The Essentials: What to Do First

If you do nothing else, do these three things:

1. Enable MFA on everything. Multi-factor authentication on your email, church management software, banking, and any admin accounts. This single step blocks the majority of account compromises. It's free. Do it today.

2. Use a password manager. Stop sharing passwords on sticky notes and spreadsheets. A team password manager like Bitwarden (free for small teams) lets you share credentials securely and generate strong, unique passwords for every account.

3. Back up your data. Your donor database, financial records, and documents should be backed up automatically to a separate location. Microsoft 365 with OneDrive gives you cloud backup built in. For local files, a simple cloud backup service costs $5-$10/month.

The Next Level: Budget-Friendly Security

Microsoft 365 for Nonprofits. Microsoft offers free and deeply discounted licenses for qualifying nonprofits. Microsoft 365 Business Basic is free for up to 300 users. Business Premium (with advanced security) is $5/user/month instead of $22. This gives you enterprise-grade email, cloud storage, and security tools at a fraction of the cost.

Google Workspace for Nonprofits. Similarly, Google offers free Workspace licenses for nonprofits through Google for Nonprofits. If your organization uses Gmail, this is worth looking into.

DNS filtering. Services like Cloudflare Gateway (free tier available) or Cisco Umbrella block access to known malicious websites at the network level. Configure it on your church's router and every device on the network is protected - even visitors on guest Wi-Fi.

Security awareness training. Free resources exist. KnowBe4 offers a free training module. Google's Phishing Quiz is excellent for staff meetings. The goal is simple: teach your team to pause before clicking.

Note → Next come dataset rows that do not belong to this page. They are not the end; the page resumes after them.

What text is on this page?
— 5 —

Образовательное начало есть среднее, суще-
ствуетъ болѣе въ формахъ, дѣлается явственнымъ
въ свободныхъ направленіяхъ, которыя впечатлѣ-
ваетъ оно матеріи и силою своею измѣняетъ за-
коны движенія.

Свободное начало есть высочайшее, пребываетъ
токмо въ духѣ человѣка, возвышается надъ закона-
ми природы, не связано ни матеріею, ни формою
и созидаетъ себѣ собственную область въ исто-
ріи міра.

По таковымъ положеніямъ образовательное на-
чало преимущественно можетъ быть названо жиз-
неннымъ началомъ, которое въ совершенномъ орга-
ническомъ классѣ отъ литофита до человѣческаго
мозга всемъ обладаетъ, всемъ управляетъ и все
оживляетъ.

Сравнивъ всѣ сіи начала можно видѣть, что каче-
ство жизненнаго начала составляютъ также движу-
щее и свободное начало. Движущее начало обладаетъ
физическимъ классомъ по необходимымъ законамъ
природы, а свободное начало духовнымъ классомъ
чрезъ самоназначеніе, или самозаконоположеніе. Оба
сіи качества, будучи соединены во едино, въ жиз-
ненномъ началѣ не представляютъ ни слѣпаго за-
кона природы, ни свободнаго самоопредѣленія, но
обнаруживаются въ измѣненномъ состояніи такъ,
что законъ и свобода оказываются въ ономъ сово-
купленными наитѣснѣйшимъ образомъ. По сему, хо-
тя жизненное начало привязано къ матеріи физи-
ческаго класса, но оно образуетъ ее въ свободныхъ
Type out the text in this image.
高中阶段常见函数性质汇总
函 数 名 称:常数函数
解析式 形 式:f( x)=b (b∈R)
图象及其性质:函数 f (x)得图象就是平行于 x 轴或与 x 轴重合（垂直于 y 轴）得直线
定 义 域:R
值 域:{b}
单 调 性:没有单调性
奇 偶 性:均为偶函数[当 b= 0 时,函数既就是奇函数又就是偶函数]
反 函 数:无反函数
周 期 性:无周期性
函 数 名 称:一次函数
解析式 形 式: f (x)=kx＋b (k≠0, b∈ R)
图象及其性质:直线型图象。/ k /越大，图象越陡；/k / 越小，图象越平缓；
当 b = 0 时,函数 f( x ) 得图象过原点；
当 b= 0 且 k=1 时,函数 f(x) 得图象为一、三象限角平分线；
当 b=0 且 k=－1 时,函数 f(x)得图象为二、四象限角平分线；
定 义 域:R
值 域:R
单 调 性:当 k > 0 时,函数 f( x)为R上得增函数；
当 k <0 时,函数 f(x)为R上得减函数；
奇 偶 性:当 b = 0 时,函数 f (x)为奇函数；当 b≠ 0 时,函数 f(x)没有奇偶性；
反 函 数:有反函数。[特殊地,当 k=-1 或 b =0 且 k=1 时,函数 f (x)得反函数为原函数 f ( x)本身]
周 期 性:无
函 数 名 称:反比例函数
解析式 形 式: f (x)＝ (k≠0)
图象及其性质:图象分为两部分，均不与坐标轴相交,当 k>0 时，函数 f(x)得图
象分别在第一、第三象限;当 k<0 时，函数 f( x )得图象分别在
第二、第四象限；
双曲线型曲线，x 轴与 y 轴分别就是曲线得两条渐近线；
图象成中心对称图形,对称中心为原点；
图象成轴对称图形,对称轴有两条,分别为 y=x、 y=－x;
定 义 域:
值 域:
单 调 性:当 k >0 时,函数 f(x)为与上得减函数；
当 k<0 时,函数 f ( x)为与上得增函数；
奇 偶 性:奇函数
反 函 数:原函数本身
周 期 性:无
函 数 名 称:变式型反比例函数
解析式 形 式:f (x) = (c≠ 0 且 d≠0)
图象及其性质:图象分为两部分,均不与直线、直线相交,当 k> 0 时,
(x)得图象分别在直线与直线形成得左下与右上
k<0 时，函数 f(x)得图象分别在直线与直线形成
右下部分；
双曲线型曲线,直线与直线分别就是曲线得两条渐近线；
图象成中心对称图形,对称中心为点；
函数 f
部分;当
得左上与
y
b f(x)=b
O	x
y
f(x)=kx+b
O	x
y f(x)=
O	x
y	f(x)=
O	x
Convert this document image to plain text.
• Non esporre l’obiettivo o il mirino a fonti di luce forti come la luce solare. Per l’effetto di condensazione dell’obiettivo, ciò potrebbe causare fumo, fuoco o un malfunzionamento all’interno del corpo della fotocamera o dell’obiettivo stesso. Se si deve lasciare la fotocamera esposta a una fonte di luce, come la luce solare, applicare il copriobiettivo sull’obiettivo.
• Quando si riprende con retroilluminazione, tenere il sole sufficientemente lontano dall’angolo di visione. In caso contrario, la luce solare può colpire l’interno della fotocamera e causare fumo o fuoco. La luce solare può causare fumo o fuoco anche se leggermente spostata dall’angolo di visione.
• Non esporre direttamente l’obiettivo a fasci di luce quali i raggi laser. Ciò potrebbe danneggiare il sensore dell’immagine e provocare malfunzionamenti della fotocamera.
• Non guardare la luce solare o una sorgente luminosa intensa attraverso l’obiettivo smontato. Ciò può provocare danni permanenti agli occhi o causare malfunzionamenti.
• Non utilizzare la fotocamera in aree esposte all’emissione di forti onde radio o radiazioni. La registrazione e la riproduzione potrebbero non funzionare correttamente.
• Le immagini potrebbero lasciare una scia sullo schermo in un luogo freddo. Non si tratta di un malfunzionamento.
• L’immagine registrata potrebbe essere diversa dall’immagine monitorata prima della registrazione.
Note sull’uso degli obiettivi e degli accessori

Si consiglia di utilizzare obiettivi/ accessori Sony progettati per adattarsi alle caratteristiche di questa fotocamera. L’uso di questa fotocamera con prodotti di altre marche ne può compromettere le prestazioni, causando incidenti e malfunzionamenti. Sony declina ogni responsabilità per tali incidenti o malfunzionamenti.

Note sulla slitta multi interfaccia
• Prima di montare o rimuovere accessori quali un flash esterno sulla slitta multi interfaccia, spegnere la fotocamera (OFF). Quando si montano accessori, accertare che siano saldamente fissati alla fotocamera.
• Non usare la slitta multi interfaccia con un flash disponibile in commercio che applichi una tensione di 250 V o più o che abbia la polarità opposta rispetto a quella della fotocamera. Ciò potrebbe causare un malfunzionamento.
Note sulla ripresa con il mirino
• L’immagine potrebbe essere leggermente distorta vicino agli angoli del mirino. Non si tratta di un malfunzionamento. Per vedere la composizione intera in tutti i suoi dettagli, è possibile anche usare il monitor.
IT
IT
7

Protecting Donor and Financial Data

Your donors trust you with their information. Honoring that trust means:

• PCI compliance for online giving - use a reputable giving platform (Tithe.ly, Pushpay, Planning Center Giving) that handles PCI compliance for you. Never store credit card numbers yourself.
• Separate financial access - the person who enters transactions shouldn't be the same person who approves them. Dual authorization for transfers over a threshold.
• Encrypted email for sensitive communications - when sharing financial reports or donor information, use encrypted email or a secure file sharing link - not regular email attachments.
• Regular access reviews - when a staff member or volunteer leaves, disable their accounts immediately. We see churches where former employees still have access months later.

Wi-Fi Security (Yes, It Matters)

Most churches have Wi-Fi for staff and guests. Here's the minimum:

• Separate networks - staff/admin on one network, guests on another. Guest Wi-Fi should NOT have access to your internal systems, printers, or file shares.
• WPA3 or WPA2-Enterprise - if your Wi-Fi password is "church123" and hasn't changed in three years, fix that.
• Content filtering on guest network - especially if kids use it. DNS filtering handles this easily.

The Volunteer Problem

Volunteers are the backbone of churches and nonprofits. They're also an IT security challenge:

• They use personal devices to access church systems
• They share login credentials because "it's easier"
• They may have access long after they've stopped volunteering
• They mean well but haven't been trained on security basics

The fix: individual accounts (not shared logins), limited access based on role, and a simple offboarding process when someone moves on. Managed IT services can automate most of this.

What This Costs

Here's a realistic budget for a 20-person church or nonprofit:

• Microsoft 365 Business Premium (nonprofit pricing): ~$100/month total
• Cloud backup: $10-$20/month
• DNS filtering: free-$50/month
• Password manager: free-$30/month
• Managed IT support: $1,500-$2,500/month (or less for basic support)

Total: roughly $1,600-$2,700/month for proper IT security. That's a fraction of what a single incident would cost - and a fraction of what your congregation trusts you to protect.

If even that feels like a stretch, start with the free stuff: MFA, password manager, and nonprofit-priced Microsoft 365. Those three steps alone put you ahead of 80% of similar organizations.